Auch tagsüber konnte Maria nicht still sitzen. Ihre frisch gewaschenen Kleidchen waren nach wenigen Stunden schmutzig, voller Grasflecken (nur zu gerne wälzte sie sich auf der Rasenfläche vor der Kirche herum) oder mit ausgespucktem Essen verkleckert. Wenn man sie in der Kirche sich selbst überließ, rannte sie im Kirchenschiff herum, warf die bestickten Kniekissen auf den Boden und lallte den lauten, unartikulierten Gesang ohne Wörter, der sie seit dem Alter von elf Monaten überallhin begleitete.
«Sie ist die reinste Wilde, Francis», sagte Margaret. «Sie bringt mich zur Verzweiflung.»
Und so war es. Auch die Damen aus der Kirchengemeinde äußerten ihre Sorge und schickten fast jeden Morgen eine Abordnung zum Pfarrhaus, die darauf bestand, sich ein paar Stunden um Maria zu kümmern, «damit die arme Margaret sich einmal ausruhen kann».
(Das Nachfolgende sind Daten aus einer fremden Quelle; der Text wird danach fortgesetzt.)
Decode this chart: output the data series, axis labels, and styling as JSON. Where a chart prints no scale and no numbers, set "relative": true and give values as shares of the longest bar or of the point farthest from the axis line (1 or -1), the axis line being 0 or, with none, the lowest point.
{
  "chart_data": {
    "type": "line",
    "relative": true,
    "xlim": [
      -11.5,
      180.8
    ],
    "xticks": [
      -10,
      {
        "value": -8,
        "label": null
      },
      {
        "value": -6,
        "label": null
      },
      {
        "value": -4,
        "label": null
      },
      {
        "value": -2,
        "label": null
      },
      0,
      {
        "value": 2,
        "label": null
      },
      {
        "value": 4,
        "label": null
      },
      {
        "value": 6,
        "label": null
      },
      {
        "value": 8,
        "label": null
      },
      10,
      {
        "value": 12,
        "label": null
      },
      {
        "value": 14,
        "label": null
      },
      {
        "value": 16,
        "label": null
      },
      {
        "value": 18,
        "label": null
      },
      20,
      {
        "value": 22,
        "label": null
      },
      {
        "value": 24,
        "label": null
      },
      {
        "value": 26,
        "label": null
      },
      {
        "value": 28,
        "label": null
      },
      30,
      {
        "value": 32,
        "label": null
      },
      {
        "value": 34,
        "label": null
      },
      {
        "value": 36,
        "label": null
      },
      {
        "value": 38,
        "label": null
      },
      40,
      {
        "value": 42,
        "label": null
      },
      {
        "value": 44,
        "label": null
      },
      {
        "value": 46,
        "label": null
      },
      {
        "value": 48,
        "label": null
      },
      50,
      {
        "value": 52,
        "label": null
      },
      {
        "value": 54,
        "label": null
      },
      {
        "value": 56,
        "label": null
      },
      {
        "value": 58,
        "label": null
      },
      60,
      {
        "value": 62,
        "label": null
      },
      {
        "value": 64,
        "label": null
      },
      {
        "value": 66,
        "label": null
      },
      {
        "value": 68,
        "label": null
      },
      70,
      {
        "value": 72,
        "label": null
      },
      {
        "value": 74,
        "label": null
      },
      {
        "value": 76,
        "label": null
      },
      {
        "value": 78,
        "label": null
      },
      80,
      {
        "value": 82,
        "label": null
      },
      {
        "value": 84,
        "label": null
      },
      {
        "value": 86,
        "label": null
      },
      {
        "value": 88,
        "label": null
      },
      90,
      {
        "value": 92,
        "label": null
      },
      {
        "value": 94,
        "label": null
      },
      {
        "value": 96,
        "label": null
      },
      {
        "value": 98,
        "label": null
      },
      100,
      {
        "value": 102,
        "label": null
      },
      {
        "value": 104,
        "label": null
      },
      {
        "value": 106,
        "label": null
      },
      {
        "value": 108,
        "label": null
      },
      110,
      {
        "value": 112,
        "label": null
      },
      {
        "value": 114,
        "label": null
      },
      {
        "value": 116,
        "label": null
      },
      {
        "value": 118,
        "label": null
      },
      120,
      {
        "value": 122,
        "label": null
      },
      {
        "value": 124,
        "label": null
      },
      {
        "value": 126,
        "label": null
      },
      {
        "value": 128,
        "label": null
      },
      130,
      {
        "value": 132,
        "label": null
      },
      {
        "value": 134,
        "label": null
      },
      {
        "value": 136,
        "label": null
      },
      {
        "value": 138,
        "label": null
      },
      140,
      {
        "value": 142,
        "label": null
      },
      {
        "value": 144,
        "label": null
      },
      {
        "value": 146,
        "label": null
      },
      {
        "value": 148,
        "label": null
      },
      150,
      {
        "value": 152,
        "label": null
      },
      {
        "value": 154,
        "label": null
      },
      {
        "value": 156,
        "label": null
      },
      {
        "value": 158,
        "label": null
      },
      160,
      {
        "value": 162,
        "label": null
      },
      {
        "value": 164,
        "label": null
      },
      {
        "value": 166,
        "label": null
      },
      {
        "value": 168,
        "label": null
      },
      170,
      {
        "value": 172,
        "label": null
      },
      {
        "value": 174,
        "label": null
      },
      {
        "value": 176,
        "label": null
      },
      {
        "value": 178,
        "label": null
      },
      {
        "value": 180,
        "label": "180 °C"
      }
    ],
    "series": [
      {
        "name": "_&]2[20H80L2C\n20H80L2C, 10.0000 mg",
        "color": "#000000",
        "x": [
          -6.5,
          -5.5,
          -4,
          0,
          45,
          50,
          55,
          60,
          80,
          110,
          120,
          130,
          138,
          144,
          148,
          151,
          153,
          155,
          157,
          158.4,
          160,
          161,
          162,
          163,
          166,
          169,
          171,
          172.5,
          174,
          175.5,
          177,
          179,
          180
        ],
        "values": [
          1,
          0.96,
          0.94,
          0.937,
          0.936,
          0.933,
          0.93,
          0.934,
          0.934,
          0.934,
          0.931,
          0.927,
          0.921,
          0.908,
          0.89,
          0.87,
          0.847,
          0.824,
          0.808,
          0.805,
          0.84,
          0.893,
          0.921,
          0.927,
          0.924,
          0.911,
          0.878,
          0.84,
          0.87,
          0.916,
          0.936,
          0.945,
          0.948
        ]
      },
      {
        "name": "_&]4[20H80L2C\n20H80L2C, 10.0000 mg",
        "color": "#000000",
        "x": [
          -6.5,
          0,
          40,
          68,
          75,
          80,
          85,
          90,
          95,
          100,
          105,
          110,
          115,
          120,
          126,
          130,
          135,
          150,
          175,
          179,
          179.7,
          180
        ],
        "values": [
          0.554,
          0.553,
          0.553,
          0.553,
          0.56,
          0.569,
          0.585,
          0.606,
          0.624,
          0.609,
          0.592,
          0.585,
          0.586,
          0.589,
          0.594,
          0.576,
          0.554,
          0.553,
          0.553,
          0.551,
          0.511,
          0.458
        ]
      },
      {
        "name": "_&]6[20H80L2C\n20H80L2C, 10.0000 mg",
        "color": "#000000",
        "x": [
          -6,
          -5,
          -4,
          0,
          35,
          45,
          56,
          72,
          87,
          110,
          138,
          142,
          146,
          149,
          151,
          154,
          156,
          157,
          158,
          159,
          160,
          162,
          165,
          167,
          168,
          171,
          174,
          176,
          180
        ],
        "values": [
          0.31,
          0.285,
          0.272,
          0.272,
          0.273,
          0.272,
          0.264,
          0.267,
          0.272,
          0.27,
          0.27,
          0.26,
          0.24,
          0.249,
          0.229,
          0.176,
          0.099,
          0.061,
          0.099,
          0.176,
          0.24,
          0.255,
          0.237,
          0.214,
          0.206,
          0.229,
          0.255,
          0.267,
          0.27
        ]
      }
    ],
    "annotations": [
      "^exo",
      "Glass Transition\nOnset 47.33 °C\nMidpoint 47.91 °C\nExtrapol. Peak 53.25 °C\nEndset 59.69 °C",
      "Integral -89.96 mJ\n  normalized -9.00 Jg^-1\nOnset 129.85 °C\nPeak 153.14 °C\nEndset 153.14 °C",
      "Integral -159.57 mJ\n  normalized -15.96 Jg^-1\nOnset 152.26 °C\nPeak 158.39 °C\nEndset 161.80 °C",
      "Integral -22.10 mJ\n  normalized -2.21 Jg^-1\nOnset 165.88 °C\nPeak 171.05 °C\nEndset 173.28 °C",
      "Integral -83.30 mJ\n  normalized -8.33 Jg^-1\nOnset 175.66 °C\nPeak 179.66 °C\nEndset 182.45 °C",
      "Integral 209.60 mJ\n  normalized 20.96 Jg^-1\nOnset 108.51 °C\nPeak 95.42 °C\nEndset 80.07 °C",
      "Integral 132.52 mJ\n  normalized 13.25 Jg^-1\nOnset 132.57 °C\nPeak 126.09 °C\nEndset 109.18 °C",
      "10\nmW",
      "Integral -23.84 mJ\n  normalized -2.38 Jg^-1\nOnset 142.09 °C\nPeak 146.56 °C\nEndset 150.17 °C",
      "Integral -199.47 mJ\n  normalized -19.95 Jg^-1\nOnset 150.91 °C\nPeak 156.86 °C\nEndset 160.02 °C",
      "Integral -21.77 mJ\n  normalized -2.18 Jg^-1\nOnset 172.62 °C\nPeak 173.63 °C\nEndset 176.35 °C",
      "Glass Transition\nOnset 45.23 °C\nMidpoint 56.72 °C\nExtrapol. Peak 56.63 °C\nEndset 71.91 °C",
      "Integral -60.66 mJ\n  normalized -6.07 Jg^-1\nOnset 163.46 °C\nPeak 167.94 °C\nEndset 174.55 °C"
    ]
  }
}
Unter der Obhut der Gemeindedamen war Maria wie ausgewechselt. Die meisten von ihnen waren selbst Mütter und selbstbewusste, tüchtige Hausfrauen. Ganz anders als Margaret, deren lang gehegte Sorge, ihr könne ein entscheidender Bestandteil des Mutterinstinkts fehlen, sich mit jedem Tag mehr bestätigte. Wenn diese Frauen sich um Maria kümmerten, saß sie still und in ein Spiel versunken da: ein Abakus, eine Puppe, eine Kiste voll Bauklötze. Manchmal brachten die Frauen auch ihre eigenen Kinder mit, und dann spielten sie zusammen – Maria und der andere Knirps, der an diesem Tag gerade dabei war.
«Sehen Sie», sagten die Frauen dann. «Mit ihr ist alles in Ordnung. Sie braucht einfach nur andere Kinder zur Gesellschaft. Wenn sie vielleicht ein Brüderchen oder ein Schwesterchen bekäme …»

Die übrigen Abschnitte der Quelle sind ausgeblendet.